You are setting up a straw man by saying "at it's simplest an index is a list of...

munificent · on May 26, 2011

> "The index" would just be a list of key/values. The key would be a URL, and the value would be the content located at that URL.

They have that index already. It's called "the internet". If you're storing the entire page content, that's not really much of an "index".

> it would be stupid store such a rich data set in such a dumb, information-losing format.

Discarding information is the entire purpose of indexing and doing things like map-reduce (emphasis on the reduce!): you discard worthless information so that the stuff you care about is of a manageable size.

The reason Google serves up search results quickly is because it carefully controls the data it has to wade through. Adding more data doesn't make it smarter, it makes it slower.

oh_sigh · on May 26, 2011

> They have that index already. It's called "the internet". If you're storing the entire page content, that's not really much of an "index".

Fine. Let's call it an archive, or cache, or snapshot then. I only used that phrase because it was thrown around in the post I was responding to, and I specifically put that in quotes because I wasn't sure it was the right phrase to use.

> Discarding information is the entire purpose of indexing and doing things like map-reduce (emphasis on the reduce!)

No. Just no. An index is a data structure that is designed to quickly lookup its elements based on some key. It implies nothing about what your data(neither keys nor elements) look like.

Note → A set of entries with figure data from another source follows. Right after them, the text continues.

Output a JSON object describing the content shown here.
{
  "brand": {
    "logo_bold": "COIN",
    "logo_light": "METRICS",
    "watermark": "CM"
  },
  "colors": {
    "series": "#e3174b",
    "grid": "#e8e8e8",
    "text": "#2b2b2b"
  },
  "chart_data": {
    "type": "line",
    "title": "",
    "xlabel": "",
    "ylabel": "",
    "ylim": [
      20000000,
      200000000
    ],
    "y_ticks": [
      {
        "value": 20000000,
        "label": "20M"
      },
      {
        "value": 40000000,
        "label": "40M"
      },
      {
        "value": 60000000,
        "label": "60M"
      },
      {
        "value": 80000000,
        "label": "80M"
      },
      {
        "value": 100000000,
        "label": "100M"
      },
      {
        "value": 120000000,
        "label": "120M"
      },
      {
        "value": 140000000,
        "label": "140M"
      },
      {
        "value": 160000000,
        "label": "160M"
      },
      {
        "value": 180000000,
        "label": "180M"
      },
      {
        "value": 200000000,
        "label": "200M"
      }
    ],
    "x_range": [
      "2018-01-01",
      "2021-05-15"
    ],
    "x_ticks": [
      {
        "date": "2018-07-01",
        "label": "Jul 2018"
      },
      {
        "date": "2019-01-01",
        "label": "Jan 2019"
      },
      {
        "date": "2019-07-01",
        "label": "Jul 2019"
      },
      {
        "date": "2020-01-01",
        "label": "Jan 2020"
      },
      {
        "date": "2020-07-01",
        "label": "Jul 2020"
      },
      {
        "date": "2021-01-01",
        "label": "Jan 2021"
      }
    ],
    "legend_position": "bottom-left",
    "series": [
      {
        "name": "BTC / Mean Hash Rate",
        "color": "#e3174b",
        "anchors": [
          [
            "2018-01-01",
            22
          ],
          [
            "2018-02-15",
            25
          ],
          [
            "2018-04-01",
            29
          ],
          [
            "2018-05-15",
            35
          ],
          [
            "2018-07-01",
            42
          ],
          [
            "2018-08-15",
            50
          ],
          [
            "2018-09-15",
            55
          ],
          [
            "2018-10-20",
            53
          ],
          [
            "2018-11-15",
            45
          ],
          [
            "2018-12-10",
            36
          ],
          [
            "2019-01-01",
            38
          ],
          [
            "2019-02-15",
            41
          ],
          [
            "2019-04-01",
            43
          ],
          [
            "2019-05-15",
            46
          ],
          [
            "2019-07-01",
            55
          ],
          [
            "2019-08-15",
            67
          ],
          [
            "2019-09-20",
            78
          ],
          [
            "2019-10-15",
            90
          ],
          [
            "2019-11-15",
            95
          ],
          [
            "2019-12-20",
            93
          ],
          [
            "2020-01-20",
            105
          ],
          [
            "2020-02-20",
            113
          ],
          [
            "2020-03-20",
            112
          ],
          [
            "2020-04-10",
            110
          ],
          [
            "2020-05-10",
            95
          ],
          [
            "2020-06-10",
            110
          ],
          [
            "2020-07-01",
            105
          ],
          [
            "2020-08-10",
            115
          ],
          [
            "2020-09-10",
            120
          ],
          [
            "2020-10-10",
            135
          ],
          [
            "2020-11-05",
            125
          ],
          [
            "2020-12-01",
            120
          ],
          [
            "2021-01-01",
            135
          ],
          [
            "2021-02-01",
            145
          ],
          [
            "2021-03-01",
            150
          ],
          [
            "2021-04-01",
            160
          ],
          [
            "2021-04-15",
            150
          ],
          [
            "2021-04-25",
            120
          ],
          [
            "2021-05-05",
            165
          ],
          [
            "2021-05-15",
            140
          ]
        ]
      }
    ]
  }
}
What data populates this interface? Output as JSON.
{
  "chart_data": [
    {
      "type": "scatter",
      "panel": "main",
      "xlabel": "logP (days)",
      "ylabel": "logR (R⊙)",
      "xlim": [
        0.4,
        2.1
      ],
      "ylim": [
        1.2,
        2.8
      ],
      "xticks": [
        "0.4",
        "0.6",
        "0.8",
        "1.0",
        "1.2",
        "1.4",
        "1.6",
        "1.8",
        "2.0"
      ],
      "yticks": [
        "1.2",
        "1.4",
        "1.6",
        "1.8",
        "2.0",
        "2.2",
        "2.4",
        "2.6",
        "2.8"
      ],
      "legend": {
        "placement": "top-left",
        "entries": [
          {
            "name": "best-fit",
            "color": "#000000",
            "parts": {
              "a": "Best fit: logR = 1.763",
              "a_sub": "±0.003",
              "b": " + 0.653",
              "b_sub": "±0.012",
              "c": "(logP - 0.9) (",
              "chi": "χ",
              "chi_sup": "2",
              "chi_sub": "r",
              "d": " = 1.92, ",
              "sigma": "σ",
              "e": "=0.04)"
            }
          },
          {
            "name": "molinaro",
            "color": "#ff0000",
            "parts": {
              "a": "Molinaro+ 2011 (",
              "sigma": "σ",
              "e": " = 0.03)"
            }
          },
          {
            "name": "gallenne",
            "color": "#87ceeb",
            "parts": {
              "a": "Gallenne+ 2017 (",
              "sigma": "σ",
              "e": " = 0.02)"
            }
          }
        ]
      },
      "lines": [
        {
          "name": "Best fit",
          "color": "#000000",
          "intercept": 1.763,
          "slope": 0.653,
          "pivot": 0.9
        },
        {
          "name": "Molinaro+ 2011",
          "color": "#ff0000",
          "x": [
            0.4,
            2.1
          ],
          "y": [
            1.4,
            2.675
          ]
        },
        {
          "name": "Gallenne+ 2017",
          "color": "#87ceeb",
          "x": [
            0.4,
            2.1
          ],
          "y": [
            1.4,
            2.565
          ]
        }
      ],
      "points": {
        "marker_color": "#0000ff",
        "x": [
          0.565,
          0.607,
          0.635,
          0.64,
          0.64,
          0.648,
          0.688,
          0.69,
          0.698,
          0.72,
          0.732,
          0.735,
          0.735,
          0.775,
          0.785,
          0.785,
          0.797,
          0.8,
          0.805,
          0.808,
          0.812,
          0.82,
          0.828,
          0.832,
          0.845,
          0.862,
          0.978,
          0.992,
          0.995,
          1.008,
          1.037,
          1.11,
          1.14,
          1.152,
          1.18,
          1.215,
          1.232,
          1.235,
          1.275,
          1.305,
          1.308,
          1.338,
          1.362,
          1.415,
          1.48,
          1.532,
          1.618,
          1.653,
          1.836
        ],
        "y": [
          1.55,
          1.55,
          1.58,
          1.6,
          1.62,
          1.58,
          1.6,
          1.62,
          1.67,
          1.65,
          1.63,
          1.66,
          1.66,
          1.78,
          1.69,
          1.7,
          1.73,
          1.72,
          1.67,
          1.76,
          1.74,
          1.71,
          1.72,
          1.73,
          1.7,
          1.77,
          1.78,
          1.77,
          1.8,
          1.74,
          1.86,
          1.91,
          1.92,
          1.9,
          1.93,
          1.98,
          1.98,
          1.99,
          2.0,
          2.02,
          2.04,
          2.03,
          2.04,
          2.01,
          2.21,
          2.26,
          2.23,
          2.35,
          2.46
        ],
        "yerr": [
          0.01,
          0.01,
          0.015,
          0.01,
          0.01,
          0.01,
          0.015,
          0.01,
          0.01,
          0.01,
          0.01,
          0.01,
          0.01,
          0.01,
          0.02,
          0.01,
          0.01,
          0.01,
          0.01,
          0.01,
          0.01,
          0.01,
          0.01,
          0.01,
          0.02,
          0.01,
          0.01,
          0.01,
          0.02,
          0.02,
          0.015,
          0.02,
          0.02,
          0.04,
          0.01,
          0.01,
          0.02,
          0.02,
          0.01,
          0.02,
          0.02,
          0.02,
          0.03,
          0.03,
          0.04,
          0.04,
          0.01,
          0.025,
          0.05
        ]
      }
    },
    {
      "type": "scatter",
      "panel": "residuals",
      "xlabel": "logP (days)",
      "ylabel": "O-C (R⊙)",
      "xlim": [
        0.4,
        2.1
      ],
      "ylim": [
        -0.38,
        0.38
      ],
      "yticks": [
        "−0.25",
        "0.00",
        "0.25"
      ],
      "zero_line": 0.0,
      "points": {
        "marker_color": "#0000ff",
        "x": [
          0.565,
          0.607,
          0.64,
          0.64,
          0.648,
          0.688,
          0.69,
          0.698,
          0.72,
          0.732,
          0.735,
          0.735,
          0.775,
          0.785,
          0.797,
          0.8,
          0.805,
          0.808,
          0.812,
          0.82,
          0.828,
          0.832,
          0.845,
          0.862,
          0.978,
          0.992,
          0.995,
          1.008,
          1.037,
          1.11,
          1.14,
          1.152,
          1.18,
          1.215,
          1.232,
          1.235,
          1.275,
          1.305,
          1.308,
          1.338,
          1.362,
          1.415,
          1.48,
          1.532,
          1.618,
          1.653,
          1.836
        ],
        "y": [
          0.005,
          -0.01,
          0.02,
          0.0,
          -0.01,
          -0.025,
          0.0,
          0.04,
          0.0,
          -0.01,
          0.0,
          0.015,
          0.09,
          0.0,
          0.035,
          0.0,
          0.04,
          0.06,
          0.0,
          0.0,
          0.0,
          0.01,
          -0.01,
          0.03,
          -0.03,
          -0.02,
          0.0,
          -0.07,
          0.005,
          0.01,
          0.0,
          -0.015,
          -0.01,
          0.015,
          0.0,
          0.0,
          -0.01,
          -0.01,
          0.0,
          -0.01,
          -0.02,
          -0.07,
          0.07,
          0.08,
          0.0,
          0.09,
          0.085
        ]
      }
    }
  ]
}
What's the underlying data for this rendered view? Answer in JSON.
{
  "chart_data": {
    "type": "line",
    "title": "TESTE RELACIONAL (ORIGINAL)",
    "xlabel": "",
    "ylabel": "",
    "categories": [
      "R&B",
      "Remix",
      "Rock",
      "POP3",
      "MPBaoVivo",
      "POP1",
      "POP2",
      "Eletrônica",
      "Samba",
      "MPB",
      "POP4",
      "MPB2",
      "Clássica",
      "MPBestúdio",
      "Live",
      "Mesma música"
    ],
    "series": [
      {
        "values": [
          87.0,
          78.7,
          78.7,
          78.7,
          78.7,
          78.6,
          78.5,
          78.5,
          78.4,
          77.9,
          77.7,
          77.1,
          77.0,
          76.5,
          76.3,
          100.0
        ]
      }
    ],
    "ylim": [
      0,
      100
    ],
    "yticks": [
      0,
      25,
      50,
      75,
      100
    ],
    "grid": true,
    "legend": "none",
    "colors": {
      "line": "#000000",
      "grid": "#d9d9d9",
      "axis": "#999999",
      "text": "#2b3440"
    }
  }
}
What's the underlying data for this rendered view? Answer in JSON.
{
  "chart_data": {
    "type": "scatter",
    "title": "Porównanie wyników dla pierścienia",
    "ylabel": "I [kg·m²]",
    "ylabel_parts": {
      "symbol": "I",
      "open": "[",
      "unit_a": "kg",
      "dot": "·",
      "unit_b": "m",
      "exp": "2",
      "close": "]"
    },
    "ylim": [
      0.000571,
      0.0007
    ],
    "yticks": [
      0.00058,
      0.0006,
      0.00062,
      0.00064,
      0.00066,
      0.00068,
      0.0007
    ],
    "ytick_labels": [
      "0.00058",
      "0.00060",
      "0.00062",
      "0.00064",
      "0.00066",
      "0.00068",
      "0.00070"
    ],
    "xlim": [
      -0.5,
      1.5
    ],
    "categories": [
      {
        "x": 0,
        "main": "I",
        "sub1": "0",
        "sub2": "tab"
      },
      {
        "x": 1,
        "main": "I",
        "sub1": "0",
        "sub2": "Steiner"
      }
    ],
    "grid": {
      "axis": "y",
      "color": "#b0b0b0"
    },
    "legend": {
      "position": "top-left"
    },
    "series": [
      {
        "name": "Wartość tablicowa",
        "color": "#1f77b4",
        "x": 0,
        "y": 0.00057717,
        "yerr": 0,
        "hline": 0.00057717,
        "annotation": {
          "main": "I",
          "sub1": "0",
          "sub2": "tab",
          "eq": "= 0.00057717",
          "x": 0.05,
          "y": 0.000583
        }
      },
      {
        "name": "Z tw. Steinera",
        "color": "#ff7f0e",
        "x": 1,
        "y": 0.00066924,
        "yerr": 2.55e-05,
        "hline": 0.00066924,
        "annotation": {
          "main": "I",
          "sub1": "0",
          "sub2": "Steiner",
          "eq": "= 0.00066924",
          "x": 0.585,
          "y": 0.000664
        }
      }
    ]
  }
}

Are you serious about "emphasis on reduce!"? "Reduce" is not named reduce because it inherently reduces the amount of data you are working with. It is called "reduce" because 1) an engineer at google liked the sound of it, and 2) it takes a list of intermediary values with all the same key. It is quite easy, and common, to have reduce functions which end up spitting out MORE data than you started with

> you discard worthless information so that the stuff you care about is of a manageable size.

Sometimes, but that doesn't work in this situation. How do you know what data is worthless before you know what algorithms will be applied to the data? The only acceptable solution is to keep a plaintext copy of the data retrieved from a particular URL.